By the time I moved to Japan my listening comprehension was shit, but thanks to Anki I could pick out certain words because they had been read to me over and over.

>> No.14983154

>>14979117
my discord is Joe Swan#3146 can you help me with japanese?

>> No.14983161

>>14983097
I never get why people learn Kanji by itself when studying Japanese. It's way easier to learn Japanese the same way you'd learn any language: learning vocabulary. When you learn a lot of vocabulary, the different readings of the kanji all come intuitively, plus you feel like you are actually learning the language rather than simply brute-force memorization.

>> No.14983164

>>14980354
cope

>> No.14983202

>>14983161
Usually one already knows the "alphabet" of a language before starting to learn vocabulary. I think kanji is somewhat of an exception in the sense that trying to learn absolutely everything about them (radicals, stroke order, readings) is too much and too hard to do in a vacuum (I do think vocabulary is particularly great for learning kunyomis/onyomis), but learning their basic meaning and maybe how to write them through Heisig or whatever other method before diving full-on into vocabulary seems more comfortable and logical to me.

>> No.14983880

So many anons who learned Japanese, congrats to all. I've been quitting and then restarting constantly for years without ever leaving beginner hell.

>> No.14984914

>>14982343
No.

>> No.14985271

>>14979050
Learned Japanese for a few years in high school along with doing a long-term exchange there towards the end, before becoming an LDS missionary to Japan (Yes, mormons, reeee, whatever. If you work in a linguistics field for a government organization, ask your boss about the inexplicable language tuition anomaly that is the MTC).
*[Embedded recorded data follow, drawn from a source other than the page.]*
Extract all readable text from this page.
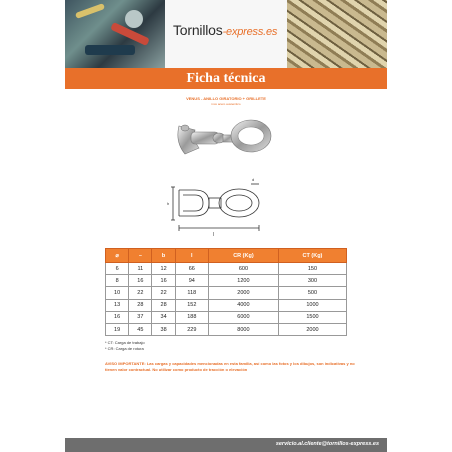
Tornillos-express.es
Ficha técnica
VENUS - ANILLO GIRATORIO + GRILLETE
inox acero austenitico
l
d
h
⌀	–	b	l	CR (Kg)	CT (Kg)
6	11	12	66	600	150
8	16	16	94	1200	300
10	22	22	118	2000	500
13	28	28	152	4000	1000
16	37	34	188	6000	1500
19	45	38	229	8000	2000
* CT: Carga de trabajo
* CR: Carga de rotura
AVISO IMPORTANTE: Las cargas y capacidades mencionadas en esta familia, así como las fotos y los dibujos, son indicativas y no tienen valor contractual. No utilizar como producto de tracción o elevación
servicio.al.cliente@tornillos-express.es
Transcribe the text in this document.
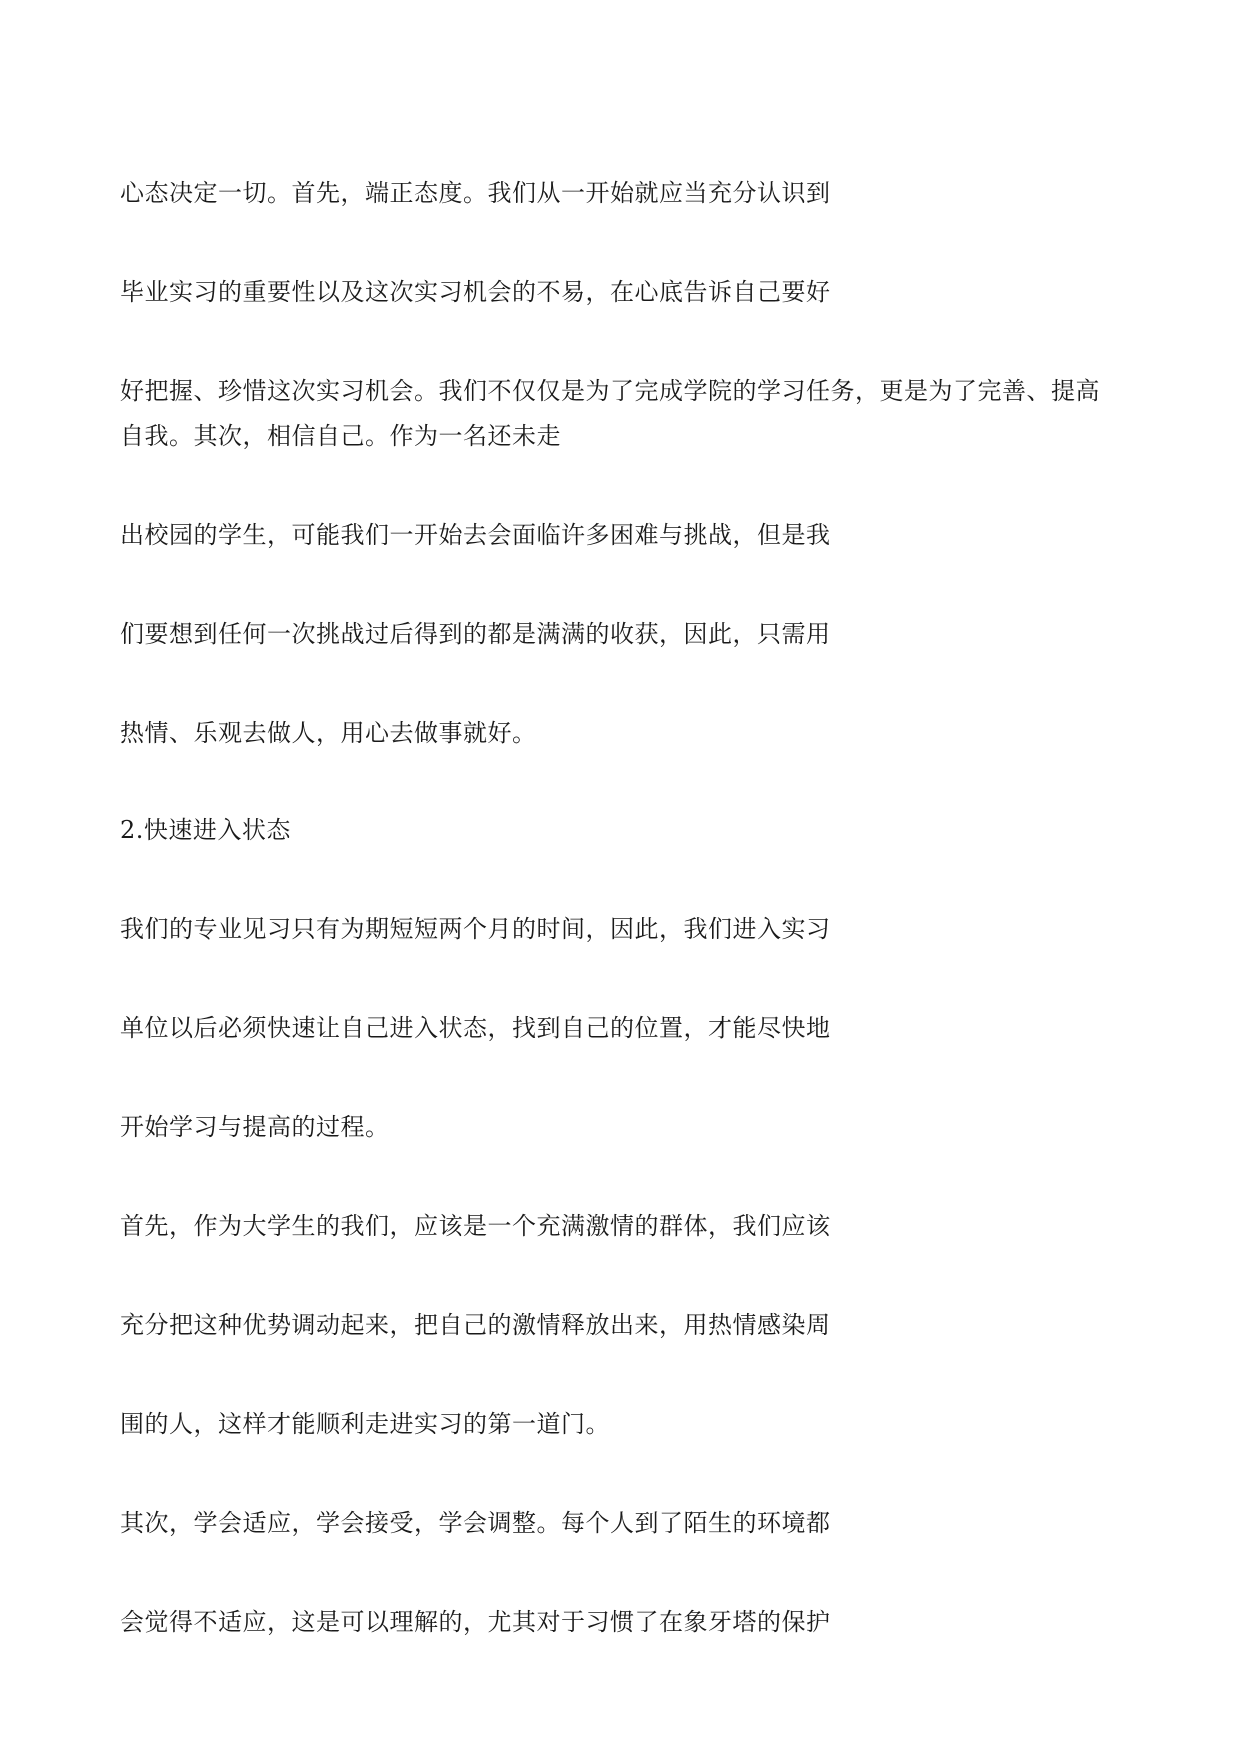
心态决定一切。首先，端正态度。我们从一开始就应当充分认识到

毕业实习的重要性以及这次实习机会的不易，在心底告诉自己要好

好把握、珍惜这次实习机会。我们不仅仅是为了完成学院的学习任务，更是为了完善、提高

自我。其次，相信自己。作为一名还未走

出校园的学生，可能我们一开始去会面临许多困难与挑战，但是我

们要想到任何一次挑战过后得到的都是满满的收获，因此，只需用

热情、乐观去做人，用心去做事就好。

2.快速进入状态

我们的专业见习只有为期短短两个月的时间，因此，我们进入实习

单位以后必须快速让自己进入状态，找到自己的位置，才能尽快地

开始学习与提高的过程。

首先，作为大学生的我们，应该是一个充满激情的群体，我们应该

充分把这种优势调动起来，把自己的激情释放出来，用热情感染周

围的人，这样才能顺利走进实习的第一道门。

其次，学会适应，学会接受，学会调整。每个人到了陌生的环境都

会觉得不适应，这是可以理解的，尤其对于习惯了在象牙塔的保护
Japanese has a relatively low barrier to entry but it is one of the most difficult languages to master for english speakers. That makes everyone scared to death of studying it, which is understandable but still stupid. You just need to want to study it. I don't care what form that takes - Light novels, novels, "I wanna know what Naruto's saying," whatever. Just have a specific goal in mind. If you really want to learn Japanese, you can, but don't bullshit your way into thinking you do, "Oh, it would be fun I guess", you need to actually want to. Expect to spend years studying it.

You're learning primarily for the sake of reading. Get Hiragana and Katakana down as soon as you can. You should be able to do this in two weeks or less. In the meantime, cram grammar, sentence structure, verb conjugation and adjectives. Switch from romanized material to Hiragana and Katakana as fast as you can - Romanization standards are numerous and inconsistent. Learn the damn writing system. Duolingo... caaaan help you, but it is supplemental at best.

>> No.14985331

>>14985271
Ok but what exactly lies in that space
Hiragana, katakana -> Tae Kim/Genki/Core6k -> ??? -> Close enough to fluency
that nobody ever talks about?
I’m sure it takes years of stuff, but what exactly happens between that time when you can kind of start to understand some sentences in manga n stuff and when you can actually easily plow through real literary works and have natural-sounding conversations about complex topics?

>> No.14986041

>>14985331
> -> ??? ->
reading and listening to lot of material. obviously you shouldn't wait to finish core6k to do this.

>> No.14986979

>>14986041
>reading and listening to lot of material.
If I wanted some vague-ass advice like that, I'd have just gone back to reading Khatzumoto's blog entries on the power of tiny gains and epic brainpower.

I was expecting something a bit more detailed.

>> No.14986990

>>14986979
Khatzumoto is based. Just watch more anime and read eroge (pref. kyounyuu but loli is fine too) and you'll eventually get there.
If you still gotta ask till when, just do it more.

>> No.14987007

>>14986990
>kyounyuu
It's kyonyuu, not kyounyuu, you dumb failed JSL

>> No.14987127

>>14986979
>I was expecting something a bit more detailed.
There is no general answer more detailed than that, we don't know your tastes. Start with easier manga and ramp up the difficulty as you go.